GENTE BONÍSSIMA! O Secretário de Segurança Pública do Rio de Janeiro, José Mariano Beltrame está lançando seu livro autobriográfico, “Todo dia é segundafeira”. O livro está bombando mais do que sua polícia invadindo favela, ficando entre os mais vendidos da amazon, conforme reportado na coluna “Gente Boa”, do jornal O Globo (gente boníssima o Beltrame!). “Todo dia é segunda-feira”, menos para Claudia Ferreira, DG, Amarildo e inúmeras outras vítimas de sua política de segurança pública que criminaliza a pobreza. José Mariano Beltrame (secretário de segurança pública desde 2006) é idolatrado pela elite carioca que o coloca como “grande revolucionário” da segurança pública no Rio, como se tivesse resolvido o problema da violência com as UPPs.
QUE BEM É ESSE? Capa do livro
Entretanto, o movimento emergido a partir das jornadas de junho/2013 fez com que uma grande parte da sociedade passasse a saber o que os movimentos sociais combativos sempre souberam e denunciaram, que a polícia das UPPs é a mesma polícia de sempre que trata o pobre, negro e favelado como um inimigo interno, tortura, mata e desaparece com pessoas. Não precisamos de UPP, precisamos desmilitarizar as polícias e nos livramos do entulho autoritário da ditadura. Em tempo: Será que Beltrame revela no livro biográfico que era agente infiltrado da ditadura empresarial-militar no movimento estudantil gaúcho, como noticiamos em julho do ano passado (confira aqui - www.tinyurl.com/beltrameditadura). Se alguém descobrir, conta pra gente porque não vamos gastar nem um centavo pra comprar e nem um segundo pra ler o Mein Kampf tupiniquim.
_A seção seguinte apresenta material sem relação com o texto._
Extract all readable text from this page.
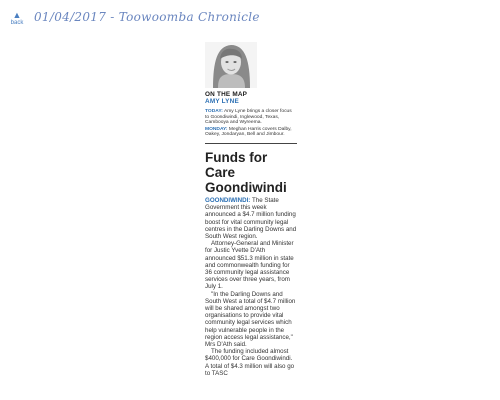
▲
back 01/04/2017 - Toowoomba Chronicle
ON THE MAP
AMY LYNE

TODAY: Amy Lyne brings a closer focus to Goondiwindi, Inglewood, Texas, Cambooya and Wyreema.

MONDAY: Meghan Harris covers Dalby, Oakey, Jondaryan, Bell and Jimbour.

Funds for Care Goondiwindi

GOONDIWINDI: The State Government this week announced a $4.7 million funding boost for vital community legal centres in the Darling Downs and South West region.

Attorney-General and Minister for Justic Yvette D'Ath announced $51.3 million in state and commonwealth funding for 36 community legal assistance services over three years, from July 1.

"In the Darling Downs and South West a total of $4.7 million will be shared amongst two organisations to provide vital community legal services which help vulnerable people in the region access legal assistance," Mrs D'Ath said.

The funding included almost $400,000 for Care Goondiwindi. A total of $4.3 million will also go to TASC
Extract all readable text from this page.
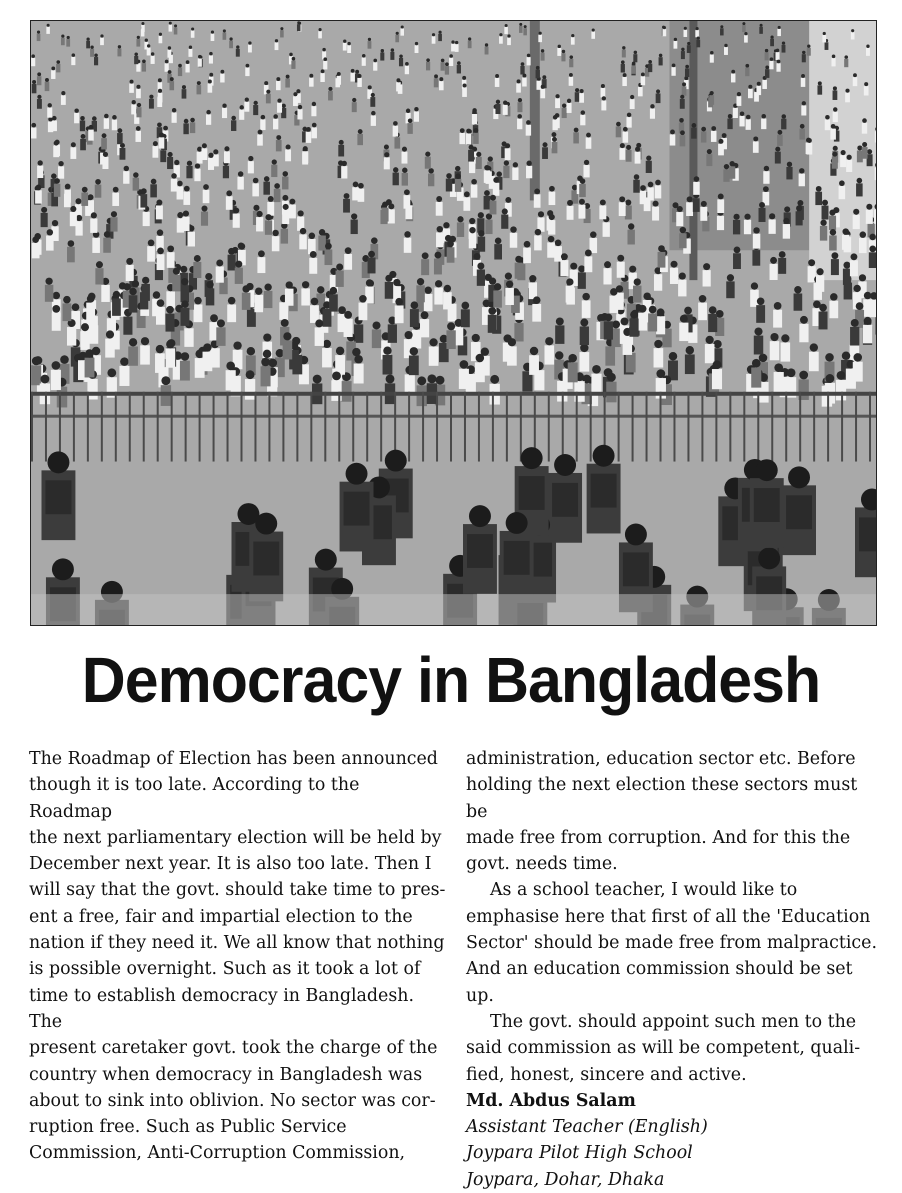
Democracy in Bangladesh

The Roadmap of Election has been announced
though it is too late. According to the Roadmap
the next parliamentary election will be held by
December next year. It is also too late. Then I
will say that the govt. should take time to pres-
ent a free, fair and impartial election to the
nation if they need it. We all know that nothing
is possible overnight. Such as it took a lot of
time to establish democracy in Bangladesh. The
present caretaker govt. took the charge of the
country when democracy in Bangladesh was
about to sink into oblivion. No sector was cor-
ruption free. Such as Public Service
Commission, Anti-Corruption Commission,

administration, education sector etc. Before
holding the next election these sectors must be
made free from corruption. And for this the
govt. needs time.

As a school teacher, I would like to
emphasise here that first of all the 'Education
Sector' should be made free from malpractice.
And an education commission should be set up.

The govt. should appoint such men to the
said commission as will be competent, quali-
fied, honest, sincere and active.

Md. Abdus Salam
Assistant Teacher (English)
Joypara Pilot High School
Joypara, Dohar, Dhaka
O BRASIL VAI PARAR Desde o ano passado, com as grandes manifestações e greves, o mundo esperava pra ver o que iria acontecer com o Brasil em 2014, o ano da copa. Bem, não podemos dizer sobre o que virá, mas o cenário parece muito favorável. E não é favorável para a Copa e nem para os governos, é favorável para mudanças. Logo nos primeiros meses vimos a onda de greves se alastrando. Depois da vitoriosa greve dos garis do Rio, outras tantas se seguiram. Agora os professores chegam com tudo, fazendo paralisações em diversas cidades do país, inclusive nas capitais de São Paulo e Rio de Janeiro. Junto com os professores, os rodoviários do Rio de Janeiro colocaram a cara na rua lutando pelos seus direitos, diante de uma possibilidade de piora das condições de trabalho que já são absolutamente precárias. Não são somente essas categorias que estão em greve, em todo o país temos funcionários de diferentes categorias, desde trabalhadores da construção civil até os servidores do Ministério da Cultura. Até mesmo os trabalhadores da AmBev prometem greve para a época da Copa. Outras greves virão e um espectro ronda o nosso país: o espectro da Greve Geral. Vai ter copa, mas os gritos dos estádios não serão nada perto dos gritos das ruas!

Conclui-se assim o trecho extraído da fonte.